Université ARAPI : Travail à l'âge adulte 5

Les entreprises Andros et Avencod embauchent des personnes autistes en milieu ordinaire. Pourquoi et comment ?

Suite de mon compte-rendu de l'Université d'Automne de l'ARAPI ( 1 , 2 , 3 , 4).

Deux exemples d'emploi de personnes autistes ont été présentés jeudi après-midi 10 octobre. Paradoxalement, alors qu'on peut dire que çà s'adresse aux deux extrémités du spectre, il s'agit dans les deux cas d'emploi en milieu ordinaire de travail, pas dans une entreprise du secteur protégé (ESAT).

Les deux expériences répondent justement à un besoin en emploi du patronat :

  • besoins en emplois du secteur informatique ;
  • besoins de main d’œuvre pour des emplois peu qualifiés  en milieu rural.

Jean-François Dufresne, ANDROS

Jean-François Dufresne, dirigeant d'Andros,  a présenté un petit film sur le sujet jeudi 10 octobre à l’université d'automne de l'ARAPI.

UN TRAVAIL LA CLEF DE L'AUTONOMIE- 1/3 © Dragon Bleu TV


Je l'ai interrogé ensuite sur l'aspect "économique" et réglementaire. Il est actuellement sur 4 projets, et aucun n'a le même type de financement.

10 des 11 ouvriers d'Andros avaient des orientations type FAM (foyer d'accueil médicalisé) ou MAS (Maison d’Accueil Spécialisée), qui concernent des personnes handicapées qui ne travaillent pas et qui on un accompagnement permanent (jour et nuit), avec des soins. Les MAS sont financés par la Sécurité Sociale, alors que les FAM sont financées à peu près à 70% par les départements, le reste par la Sécurité Sociale.

Au début de l'expérience, il fallait avoir une RQTH (reconnaissance de la qualité de travailleur handicapé) et une orientation ESAT ( mais c'était seulement . pour le cas où l'insertion en milieu ordinaire ne marcherait pas : mais il n'y a pas eu d'échec) délivrées par la MDPH.

L'accompagnement était atypique, parce qu'il était assuré par un SESSAD - Service d’Éducation Spécialisée et de Soins à Domicile (et un ESAT), alors qu'un SESSAD n'intervient normalement que jusqu'à 20 ans (maisil y avait justement un SESSAD autisme élargi jusqu'à 25 ans en Eure-et-Loir). Cela voulait dire que la Sécurité Sociale finançait, alors qu'à 20 ans, dans le champ du handicap, c'est pour l'essentiel le conseil départemental qui finance.

Désormais, c'est un SAMSAH (service d’accompagnement médico-spcial pour adultes handicapés) qui assure l'accompagnement, à l'usine comme à domicile.
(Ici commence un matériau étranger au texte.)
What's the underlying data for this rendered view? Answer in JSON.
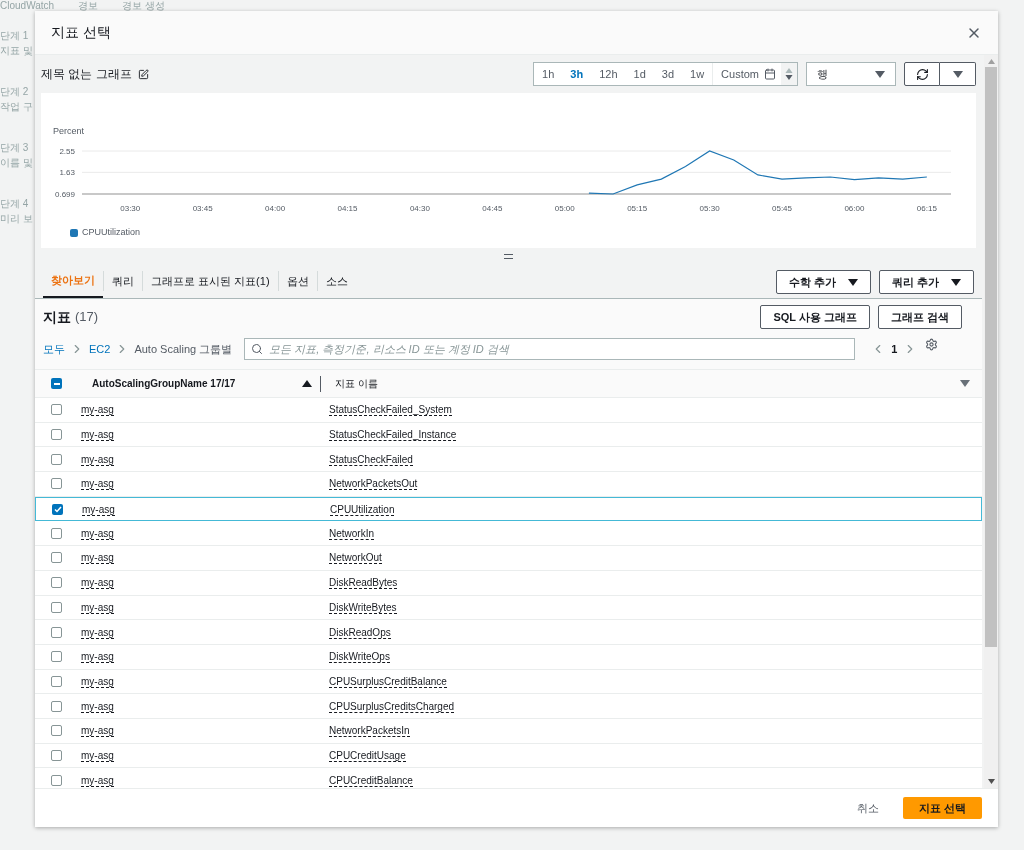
{
  "background": {
    "breadcrumb": [
      "CloudWatch",
      "경보",
      "경보 생성"
    ],
    "steps": [
      {
        "label": "단계 1",
        "title": "지표 및"
      },
      {
        "label": "단계 2",
        "title": "작업 구"
      },
      {
        "label": "단계 3",
        "title": "이름 및"
      },
      {
        "label": "단계 4",
        "title": "미리 보"
      }
    ]
  },
  "dialog": {
    "title": "지표 선택",
    "graph_title": "제목 없는 그래프",
    "time_ranges": [
      {
        "label": "1h",
        "selected": false
      },
      {
        "label": "3h",
        "selected": true
      },
      {
        "label": "12h",
        "selected": false
      },
      {
        "label": "1d",
        "selected": false
      },
      {
        "label": "3d",
        "selected": false
      },
      {
        "label": "1w",
        "selected": false
      }
    ],
    "custom": "Custom",
    "view_select": "행",
    "chart": {
      "chart_data": {
        "type": "line",
        "ylabel": "Percent",
        "x": [
          305,
          310,
          315,
          320,
          325,
          330,
          335,
          340,
          345,
          350,
          355,
          360,
          365,
          370,
          375
        ],
        "series": [
          {
            "name": "CPUUtilization",
            "color": "#1f77b4",
            "values": [
              0.74,
              0.7,
              1.09,
              1.34,
              1.88,
              2.55,
              2.16,
              1.52,
              1.34,
              1.39,
              1.43,
              1.32,
              1.39,
              1.34,
              1.43
            ]
          }
        ],
        "xlim": [
          200,
          380
        ],
        "ylim": [
          0.699,
          2.55
        ],
        "xticks": [
          {
            "value": 210,
            "label": "03:30"
          },
          {
            "value": 225,
            "label": "03:45"
          },
          {
            "value": 240,
            "label": "04:00"
          },
          {
            "value": 255,
            "label": "04:15"
          },
          {
            "value": 270,
            "label": "04:30"
          },
          {
            "value": 285,
            "label": "04:45"
          },
          {
            "value": 300,
            "label": "05:00"
          },
          {
            "value": 315,
            "label": "05:15"
          },
          {
            "value": 330,
            "label": "05:30"
          },
          {
            "value": 345,
            "label": "05:45"
          },
          {
            "value": 360,
            "label": "06:00"
          },
          {
            "value": 375,
            "label": "06:15"
          }
        ],
        "yticks": [
          {
            "value": 0.699,
            "label": "0.699"
          },
          {
            "value": 1.63,
            "label": "1.63"
          },
          {
            "value": 2.55,
            "label": "2.55"
          }
        ]
      }
    },
    "tabs": [
      {
        "label": "찾아보기",
        "selected": true
      },
      {
        "label": "쿼리",
        "selected": false
      },
      {
        "label": "그래프로 표시된 지표(1)",
        "selected": false
      },
      {
        "label": "옵션",
        "selected": false
      },
      {
        "label": "소스",
        "selected": false
      }
    ],
    "tab_buttons": [
      "수학 추가",
      "쿼리 추가"
    ],
    "metrics": {
      "title": "지표",
      "count": "(17)",
      "buttons": [
        "SQL 사용 그래프",
        "그래프 검색"
      ],
      "breadcrumb": [
        "모두",
        "EC2",
        "Auto Scaling 그룹별"
      ],
      "search_placeholder": "모든 지표, 측정기준, 리소스 ID 또는 계정 ID 검색",
      "page": "1",
      "select_all_indeterminate": true,
      "columns": [
        "AutoScalingGroupName 17/17",
        "지표 이름"
      ],
      "rows": [
        {
          "group": "my-asg",
          "metric": "StatusCheckFailed_System",
          "checked": false
        },
        {
          "group": "my-asg",
          "metric": "StatusCheckFailed_Instance",
          "checked": false
        },
        {
          "group": "my-asg",
          "metric": "StatusCheckFailed",
          "checked": false
        },
        {
          "group": "my-asg",
          "metric": "NetworkPacketsOut",
          "checked": false
        },
        {
          "group": "my-asg",
          "metric": "CPUUtilization",
          "checked": true
        },
        {
          "group": "my-asg",
          "metric": "NetworkIn",
          "checked": false
        },
        {
          "group": "my-asg",
          "metric": "NetworkOut",
          "checked": false
        },
        {
          "group": "my-asg",
          "metric": "DiskReadBytes",
          "checked": false
        },
        {
          "group": "my-asg",
          "metric": "DiskWriteBytes",
          "checked": false
        },
        {
          "group": "my-asg",
          "metric": "DiskReadOps",
          "checked": false
        },
        {
          "group": "my-asg",
          "metric": "DiskWriteOps",
          "checked": false
        },
        {
          "group": "my-asg",
          "metric": "CPUSurplusCreditBalance",
          "checked": false
        },
        {
          "group": "my-asg",
          "metric": "CPUSurplusCreditsCharged",
          "checked": false
        },
        {
          "group": "my-asg",
          "metric": "NetworkPacketsIn",
          "checked": false
        },
        {
          "group": "my-asg",
          "metric": "CPUCreditUsage",
          "checked": false
        },
        {
          "group": "my-asg",
          "metric": "CPUCreditBalance",
          "checked": false
        }
      ]
    },
    "footer": {
      "cancel": "취소",
      "confirm": "지표 선택"
    }
  }
}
Un SAMSAH est un service d'accompagnement à la vie sociale (SAVS) qui assure également des soins (présence de médecin et d'infirmier), et qui est financé aussi à ce titre par la sécurité sociale, sur décision de l'ARS. Si je prends l'exemple des SAMSAH autisme de Bretagne, on peut estimer le financement à 21.000 € par personne, dont un tiers à la charge du département.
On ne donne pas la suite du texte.